Évitez que l’arrêt d’une seule lampe ne ruine toute votre production
Dans une usine en pleine activité, la panne d’une lampe n’est pas simplement source de tracas ou de temps perdu. C’est un véritable cauchemar. Imaginez qu’un tube en quartz éclate au milieu d’un cycle de séchage : des éclats de verre et des filaments métalliques tombent directement sur vos wafer. En un instant, toute la production est ruinée. Nous avons tous déjà vécu ça… c’est une catastrophe que l’on ne peut absolument pas se permettre.
C’est précisément pour cette raison que nous nous sommes donné beaucoup de mal pour concevoir nos lampes à infrarouges. Nous voulions nous assurer que, même en cas de panne, vos wafer restent intacts.
Pourquoi ces lampes échouent-elles ?
Généralement, cela vient du stress thermique. Lorsque la production est intense, ces tubes s’étirent et se contractent constamment. S’il y a une petite défaut dans le joint ou une impureté dans le verre, cela crée des points chauds. Le stress augmente progressivement, jusqu’à ce que le tube éclate.
Pour résoudre ce problème, nous utilisons du quartz synthétique de haute pureté. Ce matériau permet une répartition plus uniforme de la chaleur, évitant ainsi les pics de température dangereux qui provoquent l’éclatement du tube.
Une solution de sécurité supplémentaire
Nous ne nous sommes pas arrêtés à la qualité du verre. Nous avons adopté une approche en deux étapes pour garantir la sécurité.

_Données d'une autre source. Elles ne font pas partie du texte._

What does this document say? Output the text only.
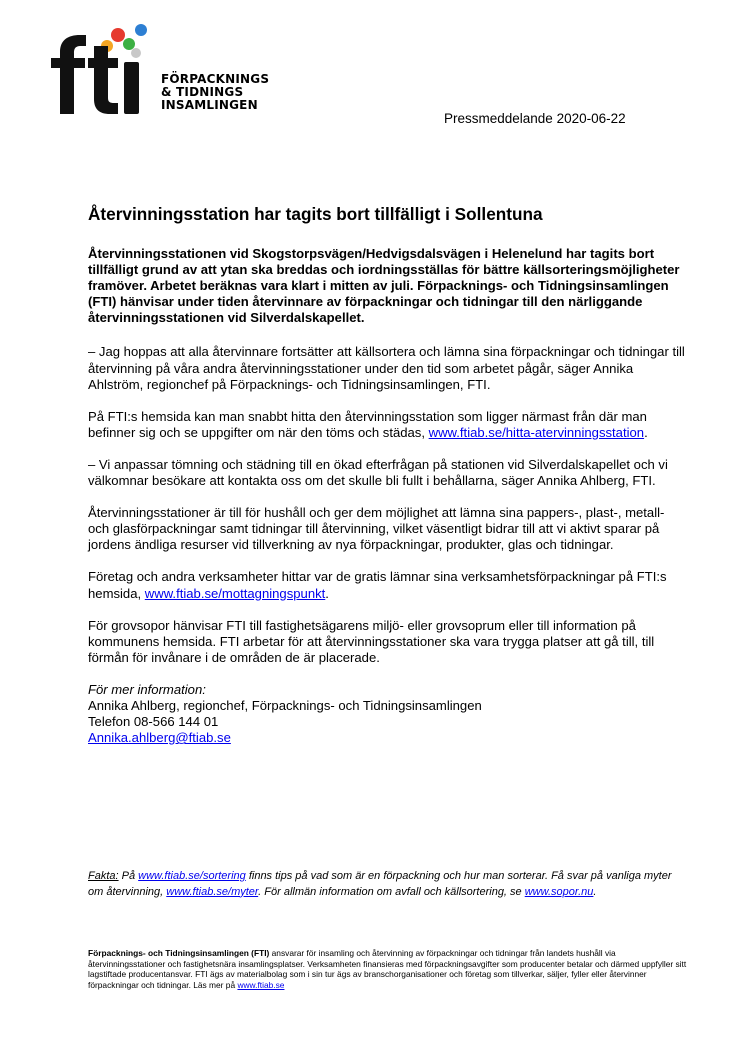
FÖRPACKNINGS
& TIDNINGS
INSAMLINGEN
Pressmeddelande 2020-06-22
Återvinningsstation har tagits bort tillfälligt i Sollentuna

Återvinningsstationen vid Skogstorpsvägen/Hedvigsdalsvägen i Helenelund har tagits bort tillfälligt grund av att ytan ska breddas och iordningsställas för bättre källsorteringsmöjligheter framöver. Arbetet beräknas vara klart i mitten av juli. Förpacknings- och Tidningsinsamlingen (FTI) hänvisar under tiden återvinnare av förpackningar och tidningar till den närliggande återvinningsstationen vid Silverdalskapellet.

– Jag hoppas att alla återvinnare fortsätter att källsortera och lämna sina förpackningar och tidningar till återvinning på våra andra återvinningsstationer under den tid som arbetet pågår, säger Annika Ahlström, regionchef på Förpacknings- och Tidningsinsamlingen, FTI.

På FTI:s hemsida kan man snabbt hitta den återvinningsstation som ligger närmast från där man befinner sig och se uppgifter om när den töms och städas, www.ftiab.se/hitta-atervinningsstation.

– Vi anpassar tömning och städning till en ökad efterfrågan på stationen vid Silverdalskapellet och vi välkomnar besökare att kontakta oss om det skulle bli fullt i behållarna, säger Annika Ahlberg, FTI.

Återvinningsstationer är till för hushåll och ger dem möjlighet att lämna sina pappers-, plast-, metall- och glasförpackningar samt tidningar till återvinning, vilket väsentligt bidrar till att vi aktivt sparar på jordens ändliga resurser vid tillverkning av nya förpackningar, produkter, glas och tidningar.

Företag och andra verksamheter hittar var de gratis lämnar sina verksamhetsförpackningar på FTI:s hemsida, www.ftiab.se/mottagningspunkt.

För grovsopor hänvisar FTI till fastighetsägarens miljö- eller grovsoprum eller till information på kommunens hemsida. FTI arbetar för att återvinningsstationer ska vara trygga platser att gå till, till förmån för invånare i de områden de är placerade.

För mer information:
Annika Ahlberg, regionchef, Förpacknings- och Tidningsinsamlingen
Telefon 08-566 144 01
Annika.ahlberg@ftiab.se
Fakta: På www.ftiab.se/sortering finns tips på vad som är en förpackning och hur man sorterar. Få svar på vanliga myter om återvinning, www.ftiab.se/myter. För allmän information om avfall och källsortering, se www.sopor.nu.
Förpacknings- och Tidningsinsamlingen (FTI) ansvarar för insamling och återvinning av förpackningar och tidningar från landets hushåll via återvinningsstationer och fastighetsnära insamlingsplatser. Verksamheten finansieras med förpackningsavgifter som producenter betalar och därmed uppfyller sitt lagstiftade producentansvar. FTI ägs av materialbolag som i sin tur ägs av branschorganisationer och företag som tillverkar, säljer, fyller eller återvinner förpackningar och tidningar. Läs mer på www.ftiab.se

Tout d’abord, nous avons serré les tolérances liées aux filaments. Nous nous assurons qu’ils soient parfaitement centrés, afin qu’ils ne touchent jamais les parois du tube – ce qui est une des principales causes d’éclatement des tubes.
Ensuite, nous avons ajouté une couche de protection. Nos lampes disposent d’un revêtement anti-éclats. Cela fonctionne comme un bouclier de sécurité : si le quartz intérieur se casse, la couche extérieure retient les éclats. Ainsi, vos wafer restent intacts.
Le compromis à accepter
Il y a cependant un inconvénient : l’ajout d’une couche de protection réduit légèrement la transmission des rayons infrarouges. Vous perdez donc une petite quantité de chaleur par rapport à un tube sans protection. Il vous faudra peut-être augmenter les paramètres de puissance ou prolonger le temps de séchage pour maintenir la vitesse de séchage souhaitée. Mais honnêtement, c’est un petit prix à payer pour être sûr de ne pas avoir à affronter une production ruinée.
Un dernier conseil : utilisez ces lampes en combinaison avec un système de contrôle PID précis. En évitant les pics de tension, vous prolongerez considérablement la durée de vie des filaments, et le risque d’éclatement diminuera encore davantage.